Among them: the signature achievement in the political career of Mitt Romney, the almost certain Republican nominee for president (especially with Rick Santorum leaving the race today), is so deeply unpalatable to conservatives that it even divides his advisers. Consider this, from Politico:
Two of the five members of [Mitt] Romney’s recently announced Health Care Policy Advisory Group have a record of opposition to his Massachusetts health care reform plan.
Paul Howard, a senior fellow at the Manhattan Institute and a new addition to Romney’s advisory team, wrote in late 2010 that Romney’s plan has resulted in a dramatic increase in insurance costs for small businesses.
He also said it’s “no secret” that the state plan was the “template” for President Barack Obama’s federal health care law.
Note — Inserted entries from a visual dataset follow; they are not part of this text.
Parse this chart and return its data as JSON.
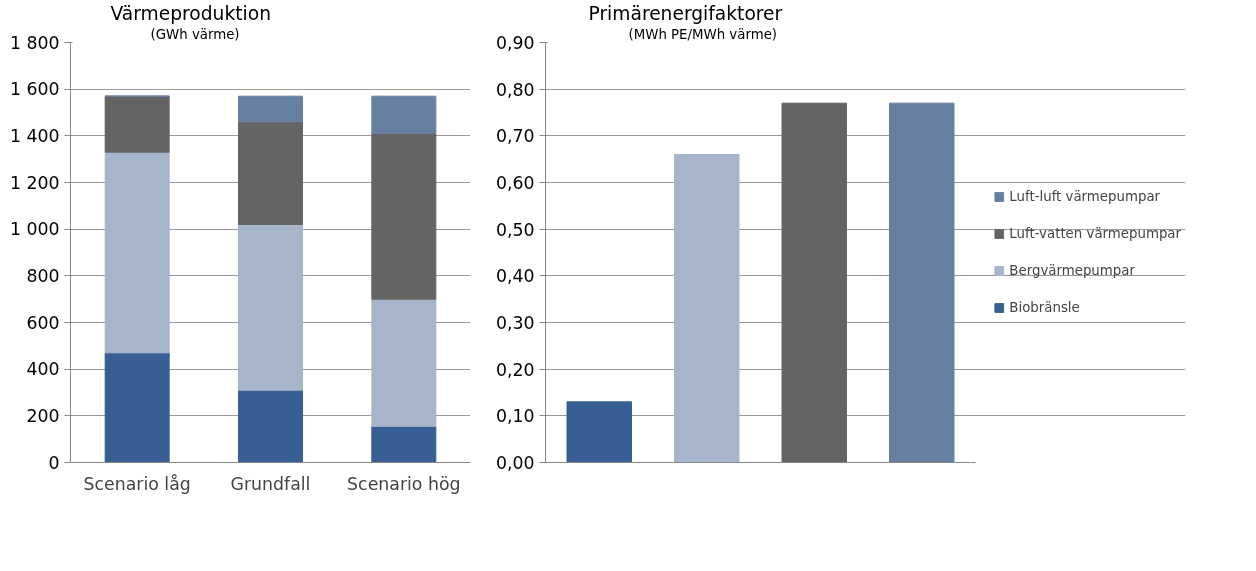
{
  "chart_data": [
    {
      "type": "bar",
      "title": "Värmeproduktion",
      "subtitle": "(GWh värme)",
      "stacked": true,
      "categories": [
        "Scenario låg",
        "Grundfall",
        "Scenario hög"
      ],
      "series": [
        {
          "name": "Biobränsle",
          "color": "#375f93",
          "values": [
            470,
            310,
            155
          ]
        },
        {
          "name": "Bergvärmepumpar",
          "color": "#a7b5ca",
          "values": [
            860,
            710,
            545
          ]
        },
        {
          "name": "Luft-vatten värmepumpar",
          "color": "#646464",
          "values": [
            240,
            440,
            710
          ]
        },
        {
          "name": "Luft-luft värmepumpar",
          "color": "#6780a2",
          "values": [
            0,
            110,
            160
          ]
        }
      ],
      "ylim": [
        0,
        1800
      ],
      "yticks": [
        0,
        200,
        400,
        600,
        800,
        {
          "value": 1000,
          "label": "1 000"
        },
        {
          "value": 1200,
          "label": "1 200"
        },
        {
          "value": 1400,
          "label": "1 400"
        },
        {
          "value": 1600,
          "label": "1 600"
        },
        {
          "value": 1800,
          "label": "1 800"
        }
      ],
      "grid": "y",
      "legend": "right"
    },
    {
      "type": "bar",
      "title": "Primärenergifaktorer",
      "subtitle": "(MWh PE/MWh värme)",
      "categories": [
        null,
        null,
        null,
        null
      ],
      "values": [
        0.13,
        0.66,
        0.77,
        0.77
      ],
      "colors": [
        "#375f93",
        "#a7b5ca",
        "#646464",
        "#6780a2"
      ],
      "ylim": [
        0,
        0.9
      ],
      "yticks": [
        {
          "value": 0,
          "label": "0,00"
        },
        {
          "value": 0.1,
          "label": "0,10"
        },
        {
          "value": 0.2,
          "label": "0,20"
        },
        {
          "value": 0.3,
          "label": "0,30"
        },
        {
          "value": 0.4,
          "label": "0,40"
        },
        {
          "value": 0.5,
          "label": "0,50"
        },
        {
          "value": 0.6,
          "label": "0,60"
        },
        {
          "value": 0.7,
          "label": "0,70"
        },
        {
          "value": 0.8,
          "label": "0,80"
        },
        {
          "value": 0.9,
          "label": "0,90"
        }
      ],
      "grid": "y",
      "tick_labels": "y"
    }
  ]
}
Scott Atlas, a senior fellow at the Hoover Institution and another new Romney health adviser, was sharply critical of Romney’s health plans in 2007 while Atlas was supporting New York Mayor Rudy Giuliani’s presidential campaign.
“Mitt Romney’s legacy is the creation of a multibillion dollar government health bureaucracy that punishes employers and insists middle income individuals either purchase health insurance or pay for their own health care,” Atlas told reporters. “The former is a mandate, the latter is a tax and neither one is free market.”
Lest the point be oversold, we should note that past Republican nominees have accessorized their necks with similar albatrosses. John McCain, for instance, was the co-author of a federal campaign finance law loathed by conservatives because it is inimical to political free speech. But there’s still a slight difference: Romney’s policy liability deals with one of the defining issues of the election he’ll be running in — and it also happened to be the intellectual predicate for his opponent’s crowning legislative achievement.
Virtually all the energy that has animated the conservative movement over the last three years — energy best exemplified by the Tea Party — has come in reaction to Obamacare and the government overreach it represents. Now the Republican Party will march into electoral battle behind the progenitor of that intrusion. We live in strange times.